Over the dishwashing sink of my beloved but finally closing coffeeshop, I started to cry. The whole sobbing, gripping-the-counter-for-support, shoulder-shaking, snot-dripping bawl. Said cry fest paused for intermission and resumed again when E arrived.
My grandpa is dying.
He was just learning to live well, happy, loved.
Just married.
I hadn't gotten to take him out for supper yet.
He might not be around to here the results of...
I interviewed at the federal courthouse again.
It's not that I don't love my new job.
There's just some opportunities you can't pass up.

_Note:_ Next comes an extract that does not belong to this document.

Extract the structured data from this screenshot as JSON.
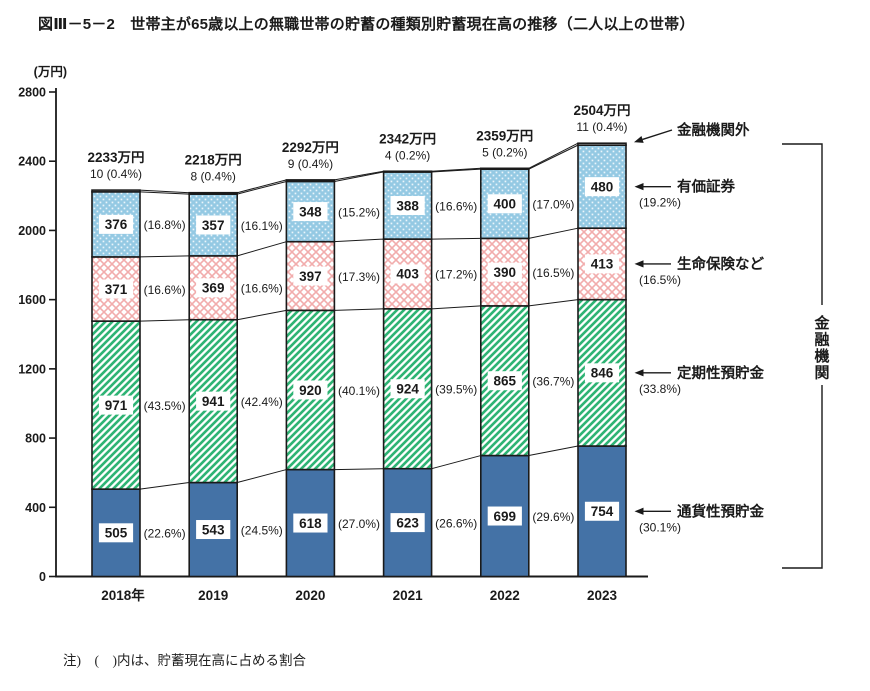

And he so wanted me to work there.
Adam had a third "episode" on Monday.
I talked about it with the lead attorney and his wife at the firm.
He apparently has a similar condition (
http://www.myelitis.org/).
They suggested two neurologists.
It's been a stressful week.
I offered E a $50 gas card on Wednesday to drive over to watch Scrubs and give me a backrub, but he had to finished up a big 45%-of-grade project that night. He came last night. Instead of the gas card, he got slobbery shirt-shoulders. Backrub and a laugh still delivered. [I really do owe him gas money though...]
My back is tight again now. Filing, sleep in a slouch on my one-hour bus rides to work...
This sounds like a mournful, complaining email, but at the same time, inside, I'm thinking life is amazingly good. I'm loved. I love. I have a good job with good people. I have gotten to enjoy the last months of a one-of-a-kind business/dream. While beginning to grieve a departing loved one, he is in mind and spirit as I cherish him. As the man I am proud to call my grandfather. As a man that has proved that it's never too late to change. He has learn how to live well. Which, as I talked to the woman who hired to me, I realized he was probably intentionally doing. The internal bleed at cancerous sites in his colon and liver that are exacerbating his heart's condition could not have just been noticed. He had to have privately know about that for.... for as long as he has lived this gentler, kinder, more loving, short chapter of his remarkable life.